Block printing is known to have been used in India since at least the 12th century, although this method is thought to be around 2,000 years old.
Indian artisans borrowed a technique from China, one theory states, and turned it into a culturally distinct art form. Different types of dye and patterns became synonymous with different regions of the country. Over the centuries some portions of the process were changed or improved. Sometimes it is even eventually replaced by screen printing, but many small workshops hold true to traditional block printing.
So what exactly is block printing and why is it so special? We broke down the process step-by-step so you know why our block printed linens, robes, and rugs (yes! Even rugs!) are some of our most unique products.
Washing and drying the fabric
Cotton fabric is purchased at the market and soaked in water for 24-48 hours. This removes some of the starchiness of the fibers.
The artisans beat the wet lengths of cotton on river stones worn down by years of use to make them softer, and then lay them out to dry and be naturally bleached by the sun.
Carving the blocks
A design, either traditional or modern, is drawn onto paper and then transferred to a perfectly smooth block of wood. The block can be sourced from many types of trees (many of our artisan partners choose to use readily available mango wood), but it always needs to be 2-3 inches thick to prevent warping. A separate block must be made for each color incorporated into the design.
Only the most experienced carvers can work on the complex designs. And the most intricate details are always saved for last to avoid damaging the delicate lines in the process.
After the fabric has been cut to size, the colors have been prepared, and the blocks are all ready, the artisans can start to print. They will lay the fabric out across a long table and draw a chalk reference line.

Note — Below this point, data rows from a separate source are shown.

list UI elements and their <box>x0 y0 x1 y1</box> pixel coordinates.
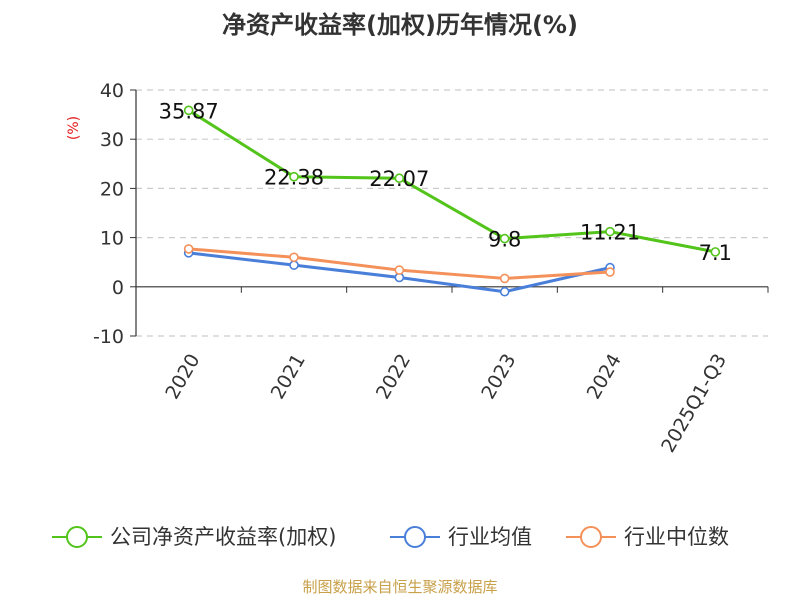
y-tick-label: 40 <box>100 80 124 102</box>
series-point <box>499 273 510 284</box>
series-point <box>605 226 615 237</box>
series-point <box>183 244 194 254</box>
series-point <box>289 171 299 182</box>
series-point <box>394 265 405 275</box>
series-point <box>183 105 194 116</box>
legend-label: 行业中位数 <box>624 525 729 549</box>
data-label: 9.8 <box>488 228 521 252</box>
legend-marker <box>404 526 426 548</box>
data-label: 7.1 <box>699 241 732 265</box>
axis-layer: 40 30 20 10 0 -10 2020 2021 2022 2023 2024 2025Q1-Q… <box>93 80 769 456</box>
series-point <box>289 252 299 263</box>
legend-label: 行业均值 <box>448 525 532 549</box>
legend-label: 公司净资产收益率(加权) <box>110 525 336 549</box>
series-point <box>394 173 405 184</box>
data-label: 11.21 <box>580 221 640 245</box>
y-tick-label: 0 <box>112 277 124 299</box>
legend-marker <box>580 526 602 548</box>
x-tick-label: 2020 <box>161 350 204 403</box>
series-point <box>499 233 510 244</box>
x-tick-label: 2021 <box>267 350 310 403</box>
x-tick-label: 2022 <box>372 350 415 403</box>
series-point <box>710 247 721 257</box>
source-note: 制图数据来自恒生聚源数据库 <box>302 578 497 596</box>
y-tick-label: 20 <box>100 178 124 200</box>
y-axis-label: (%) <box>66 116 82 140</box>
x-tick-label: 2024 <box>583 350 626 403</box>
legend: 公司净资产收益率(加权) 行业均值 行业中位数 <box>52 525 729 549</box>
series-point <box>605 267 615 277</box>
data-label: 22.07 <box>369 167 429 191</box>
chart-title: 净资产收益率(加权)历年情况(%) <box>222 11 578 39</box>
legend-marker <box>66 526 88 548</box>
data-label: 35.87 <box>159 99 219 123</box>
data-label: 22.38 <box>264 166 324 190</box>
x-tick-label: 2025Q1-Q3 <box>657 350 731 456</box>
grid-layer <box>136 89 768 337</box>
x-tick-label: 2023 <box>477 350 520 403</box>
series-line <box>187 109 716 254</box>
y-tick-label: -10 <box>93 326 124 348</box>
y-tick-label: 10 <box>100 228 124 250</box>
series-layer <box>183 105 721 297</box>
series-point <box>499 286 510 297</box>
series-point <box>289 260 299 270</box>
data-label-layer: 35.87 22.38 22.07 9.8 11.21 7.1 <box>159 99 732 265</box>
y-tick-label: 30 <box>100 129 124 151</box>
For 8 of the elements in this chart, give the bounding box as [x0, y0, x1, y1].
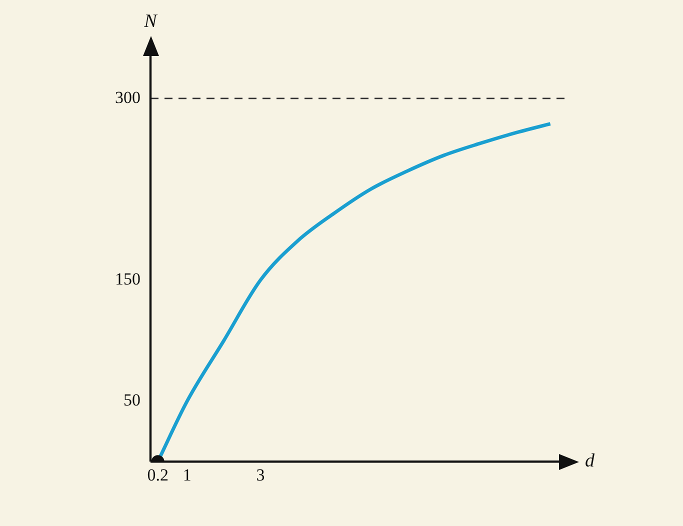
x-tick-label: 3 — [256, 465, 265, 484]
x-axis-title: d — [585, 450, 595, 472]
x-tick-label: 1 — [182, 465, 192, 484]
y-axis-title: N — [143, 11, 158, 32]
x-tick-label: 0.2 — [147, 465, 168, 484]
y-tick-label: 300 — [115, 88, 140, 107]
y-tick-label: 150 — [115, 269, 140, 288]
y-tick-label: 50 — [124, 390, 140, 410]
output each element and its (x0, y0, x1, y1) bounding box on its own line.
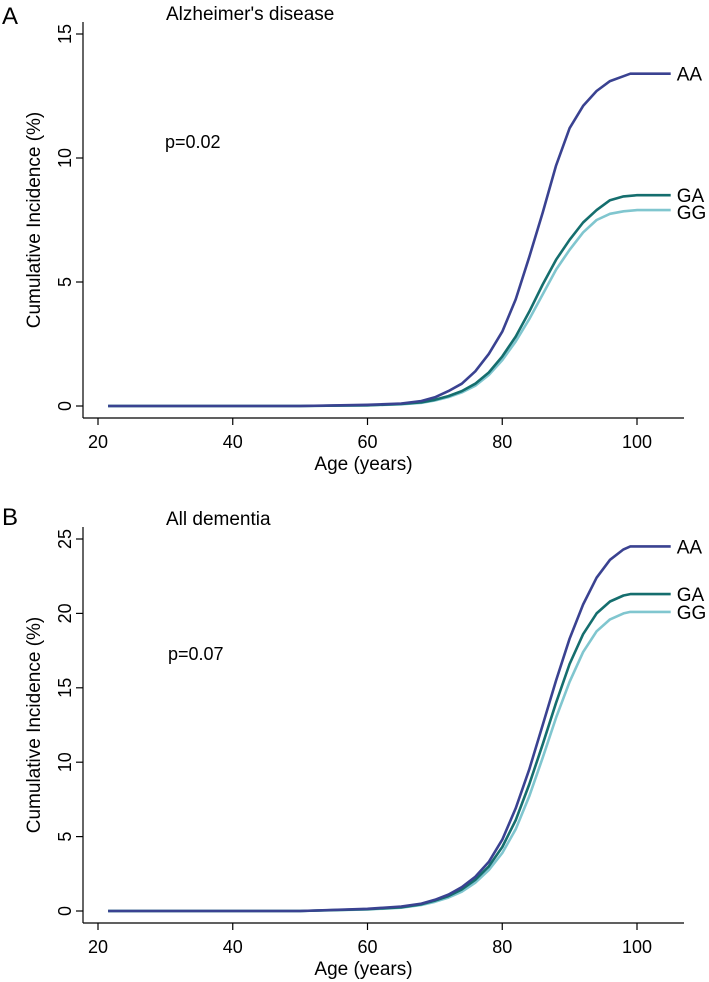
chart-panel-a: A Alzheimer's disease 0 5 10 15 20 40 60 80 100 Age… (2, 3, 706, 475)
series-label-ga: GA (677, 585, 705, 606)
series-label-aa: AA (677, 537, 703, 558)
x-tick-label: 100 (622, 432, 652, 452)
panel-title: All dementia (166, 509, 271, 530)
y-tick-label: 10 (55, 752, 75, 772)
x-tick-label: 80 (492, 937, 512, 957)
series-label-ga: GA (677, 186, 705, 207)
y-tick-label: 10 (55, 148, 75, 168)
x-tick-label: 60 (357, 432, 377, 452)
y-tick-label: 5 (55, 832, 75, 842)
x-tick-label: 20 (88, 937, 108, 957)
y-tick-label: 15 (55, 678, 75, 698)
y-tick-label: 0 (55, 906, 75, 916)
y-axis-label: Cumulative Incidence (%) (24, 617, 45, 833)
series-label-aa: AA (677, 65, 703, 86)
y-tick-label: 15 (55, 24, 75, 44)
y-tick-label: 0 (55, 401, 75, 411)
panel-title: Alzheimer's disease (166, 4, 334, 25)
y-tick-label: 20 (55, 603, 75, 623)
panel-letter: B (2, 504, 18, 531)
x-axis-label: Age (years) (314, 454, 412, 475)
series-label-gg: GG (677, 603, 707, 624)
x-axis-label: Age (years) (314, 959, 412, 980)
series-label-gg: GG (677, 203, 707, 224)
x-tick-label: 100 (622, 937, 652, 957)
series-line-ga (108, 592, 671, 913)
x-tick-label: 40 (223, 432, 243, 452)
p-value-annotation: p=0.02 (165, 132, 221, 152)
x-tick-label: 60 (357, 937, 377, 957)
x-tick-label: 40 (223, 937, 243, 957)
p-value-annotation: p=0.07 (168, 644, 224, 664)
y-axis-label: Cumulative Incidence (%) (24, 112, 45, 328)
series-line-ga (108, 193, 671, 408)
y-tick-label: 5 (55, 277, 75, 287)
series-line-aa (108, 72, 671, 408)
series-line-aa (108, 545, 671, 913)
chart-panel-b: B All dementia 0 5 10 15 20 25 20 40 60 80 100 Age (y… (2, 504, 706, 980)
y-tick-label: 25 (55, 529, 75, 549)
panel-letter: A (2, 3, 18, 30)
x-tick-label: 80 (492, 432, 512, 452)
series-line-gg (108, 208, 671, 408)
x-tick-label: 20 (88, 432, 108, 452)
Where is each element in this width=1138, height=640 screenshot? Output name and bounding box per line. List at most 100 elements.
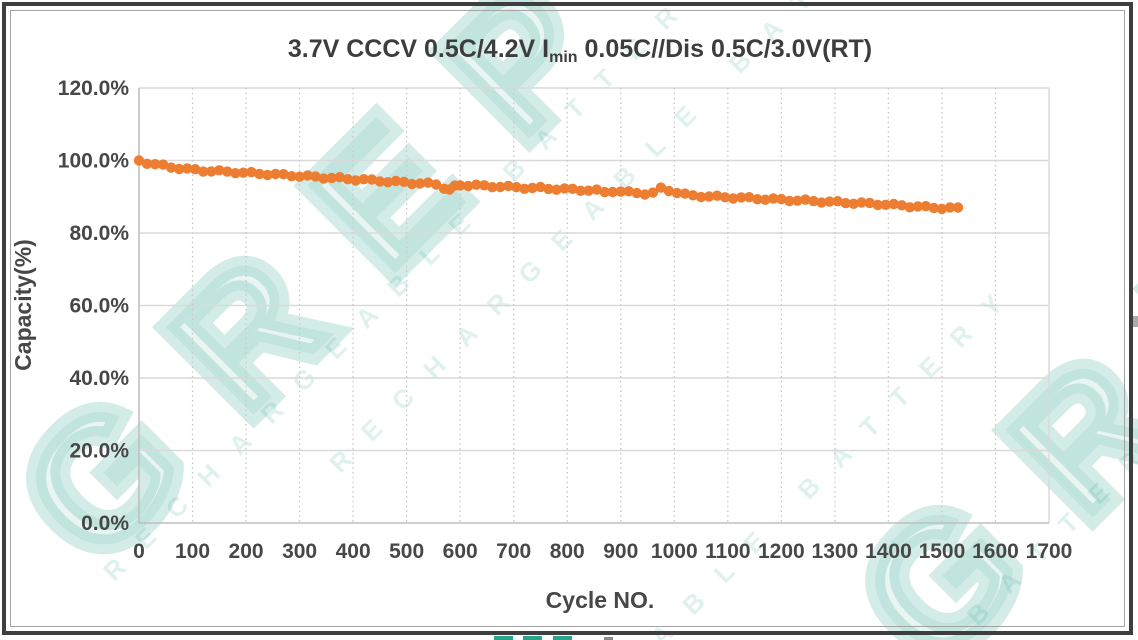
data-point — [527, 182, 538, 194]
data-point — [463, 180, 474, 192]
data-point — [390, 175, 402, 187]
data-point — [711, 190, 723, 201]
y-tick-label: 40.0% — [69, 367, 129, 390]
data-point — [583, 185, 594, 196]
data-point — [318, 173, 329, 184]
data-point — [157, 159, 169, 170]
data-point — [254, 168, 265, 180]
data-point — [567, 183, 578, 194]
chart-title: 3.7V CCCV 0.5C/4.2V Imin 0.05C//Dis 0.5C… — [288, 35, 872, 66]
data-point — [222, 166, 233, 177]
data-point — [302, 170, 313, 181]
x-tick-label: 1100 — [705, 540, 751, 563]
data-point — [824, 196, 835, 207]
logo-fragment — [494, 636, 513, 640]
data-point — [904, 202, 915, 213]
data-point — [230, 168, 241, 179]
data-point — [848, 198, 859, 209]
data-point — [495, 181, 506, 193]
data-point — [671, 187, 683, 199]
data-point — [744, 192, 755, 203]
y-tick-label: 80.0% — [69, 222, 129, 245]
logo-fragment — [604, 637, 613, 640]
data-point — [736, 192, 747, 203]
x-tick-label: 100 — [175, 540, 210, 563]
data-point — [190, 164, 201, 175]
data-point — [246, 166, 257, 178]
x-tick-label: 500 — [389, 540, 424, 563]
x-tick-label: 800 — [550, 540, 585, 563]
x-tick-label: 200 — [229, 540, 264, 563]
data-point — [358, 174, 369, 185]
data-point — [270, 168, 281, 180]
data-point — [888, 198, 899, 210]
data-point — [687, 190, 699, 201]
data-point — [519, 183, 530, 194]
data-point — [214, 165, 225, 176]
data-point — [406, 178, 418, 190]
y-tick-label: 60.0% — [69, 295, 129, 318]
data-point — [334, 172, 345, 183]
data-point — [719, 192, 731, 203]
data-point — [896, 200, 907, 211]
data-point — [238, 167, 249, 178]
data-point — [559, 183, 570, 194]
data-point — [430, 179, 442, 190]
logo-fragment — [553, 636, 572, 640]
data-point — [880, 199, 891, 210]
data-point — [768, 193, 779, 204]
y-tick-label: 120.0% — [58, 77, 130, 100]
data-point — [286, 171, 297, 182]
data-point — [728, 193, 739, 204]
x-tick-label: 1700 — [1026, 540, 1073, 563]
data-point — [198, 166, 209, 177]
data-point — [808, 195, 819, 207]
data-point — [912, 201, 924, 212]
data-point — [149, 159, 161, 170]
data-point — [366, 174, 378, 185]
data-point — [647, 187, 659, 198]
data-point — [695, 191, 707, 203]
data-point — [455, 180, 466, 191]
data-point — [310, 171, 321, 182]
data-point — [141, 158, 153, 169]
data-point — [663, 185, 675, 197]
data-point — [294, 171, 305, 182]
logo-fragment — [523, 636, 542, 640]
data-point — [278, 169, 289, 180]
x-axis-title: Cycle NO. — [546, 587, 655, 613]
data-point — [623, 186, 634, 197]
data-point — [342, 174, 353, 185]
data-point — [503, 180, 514, 192]
data-point — [928, 202, 940, 214]
data-point — [173, 163, 185, 175]
data-point — [471, 179, 482, 190]
y-tick-label: 100.0% — [58, 150, 130, 173]
data-point — [872, 199, 883, 211]
data-point — [840, 197, 851, 209]
data-point — [936, 203, 948, 215]
data-point — [760, 194, 771, 205]
data-point — [607, 186, 618, 198]
data-point — [599, 186, 610, 198]
data-point — [784, 195, 795, 207]
x-tick-label: 1300 — [812, 540, 859, 563]
data-point — [535, 181, 546, 193]
data-point — [165, 162, 177, 173]
y-tick-label: 0.0% — [81, 512, 129, 535]
resize-handle-artifact — [1133, 316, 1138, 327]
x-tick-label: 400 — [336, 540, 371, 563]
data-point — [398, 176, 410, 187]
x-tick-label: 600 — [443, 540, 478, 563]
data-point — [543, 183, 554, 195]
data-point — [479, 180, 490, 191]
data-point — [920, 201, 932, 212]
data-point — [639, 189, 651, 200]
data-point — [776, 193, 787, 205]
x-tick-label: 300 — [282, 540, 317, 563]
data-point — [591, 184, 602, 195]
data-point — [703, 191, 715, 202]
data-point — [792, 195, 803, 206]
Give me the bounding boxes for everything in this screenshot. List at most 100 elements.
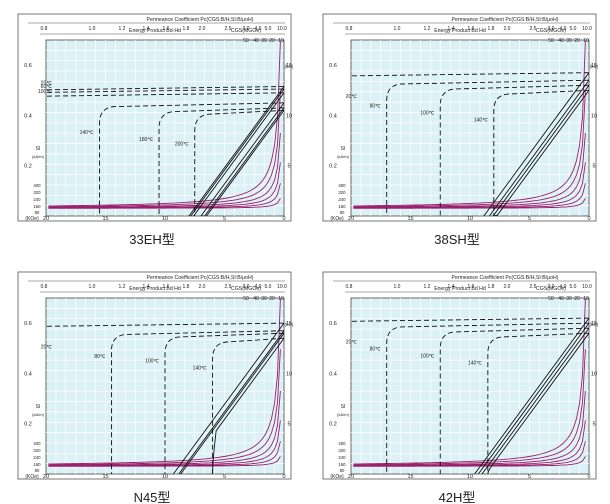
x-tick-label: 15 — [102, 474, 108, 480]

They dip the block into the dye, press it firmly onto the fabric, and then hit it with a mallet. This process is repeated over and over again, by only the steadiest hands, until the pattern has completely covered the length of fabric. If there are multiple colors in the design, the artisan lets each color dry before applying the next, each with a new stamp. It is extremely time consuming and requires precision so that there are no breaks in the motif.
Final wash and dry
Once the printing is complete and the color has set, the fabric is thoroughly washed and dried.
This is followed by a final check for any quality issues and any cutting or sewing that needs to take place.